The effects of experimental acute renal hypertension on sympathetic nerve activity to the kidney in the rat

Abstract

The reopening of the renal hilum after a period of complete renal ischaemia is followed by a hypertensive crisis (the experimental acute renal hypertension: EARH) which is due to the acute release of renin and endogenous angiotensin II formation. The present study was done to verify if the EARH is accompanied by simultaneous alterations in efferent sympathetic nerve activity to the kidney. The experiments were done on Sprague-Dawley spontaneously breathing rats (200-300 g) anaesthetized with nembutal (n=5). After excision of the left kidney, the renal nerves to the right kidney were exposed by a retroperitoneal approach and a single nerve strand was positioned on a bipolar hook electrode to record renal sympathetic postaganglionic nerve activity (RSNA). Threads were placed around the right renal artery and vein in order to produce a complete renal ischaemia. After three hours these ties could be loosened to reestablish blood flow to and from the kidney (functional right nephrectomy: FRN). RSNA, blood pressure, heart rate, rate of breathing and rectal temperature were continuously recorded.
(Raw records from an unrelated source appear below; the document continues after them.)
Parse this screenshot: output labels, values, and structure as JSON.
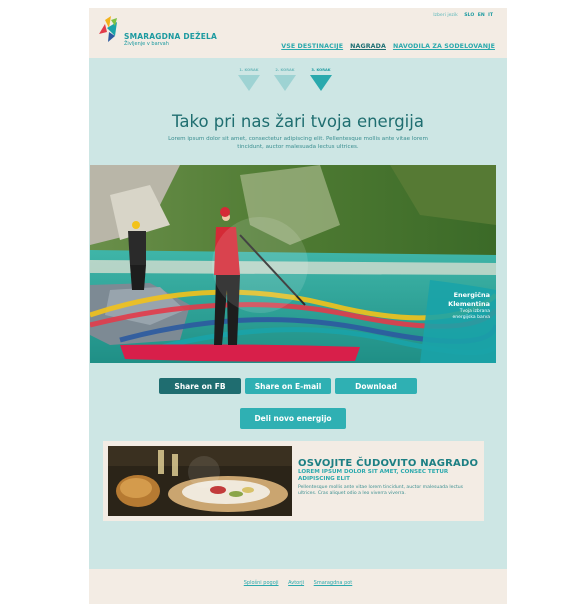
{
  "header": {
    "brand_title": "SMARAGDNA DEŽELA",
    "brand_subtitle": "Življenje v barvah",
    "lang_label": "Izberi jezik",
    "languages": [
      "SLO",
      "EN",
      "IT"
    ],
    "nav": [
      "VSE DESTINACIJE",
      "NAGRADA",
      "NAVODILA ZA SODELOVANJE"
    ]
  },
  "steps": [
    "1. KORAK",
    "2. KORAK",
    "3. KORAK"
  ],
  "main": {
    "headline": "Tako pri nas žari tvoja energija",
    "lead": "Lorem ipsum dolor sit amet, consectetur adipiscing elit. Pellentesque mollis ante vitae lorem tincidunt, auctor malesuada lectus ultrices."
  },
  "hero": {
    "badge_line1": "Energična",
    "badge_line2": "Klementina",
    "badge_small1": "Tvoja izbrana",
    "badge_small2": "energijska barva"
  },
  "actions": {
    "share_fb": "Share on FB",
    "share_email": "Share on E-mail",
    "download": "Download",
    "new_energy": "Deli novo energijo"
  },
  "promo": {
    "title": "OSVOJITE ČUDOVITO NAGRADO",
    "subtitle": "LOREM IPSUM DOLOR SIT AMET, CONSEC TETUR ADIPISCING ELIT",
    "body": "Pellentesque mollis ante vitae lorem tincidunt, auctor malesuada lectus ultrices. Cras aliquet odio a leo viverra viverra."
  },
  "footer": {
    "links": [
      "Splošni pogoji",
      "Avtorji",
      "Smaragdna pot"
    ]
  },
  "colors": {
    "accent": "#2aa9ad",
    "accent_dark": "#1f6d70",
    "background": "#cde6e4",
    "header_bg": "#f3ece4"
  }
}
From the beginning of the experiment (time 0) to its end (time 300 min) the nerve strands were left untouched and their position on the electrode was unchanged. As previously reported with respect to control conditions RSNA decreased during three hours of FRN from 39.1 ±3 imp/sec at baseline, to 13.7 ±3 at the end of three hours of FRN period (Recordati, J Hypertens, 18: 1277, 2000). The present report describes what occurred at the reopening of the right renal hilum when a hypertensive crisis and tachycardia are observed. In four out of five rats this hypertension was accompanied by a 1-3 min continuous firing of the RSNA to a mean peak increase of 28.7 ±7 imp/sec at a time the mean systolic blood pressure had increased to 209.4 ±21 mmHg. RSNA subsequently recovered towards a spontaneous normal bursting discharge, while blood pressure persisted elevated. These results indicate that the increase in sympathetic activity at the reopening of the renal hilum is short-lasting and therefore may only be partially responsible for the observed persistent increase in blood pressure. The consistently observed excitation of RSNA may be due to a reflex excitatory effect upon stimulation of renal receptors or of nonrenal sympathetic afferents, or, more probably, from central and ganglionic excitation of sympathetic neurons by a substance released by the ischaemic kidney.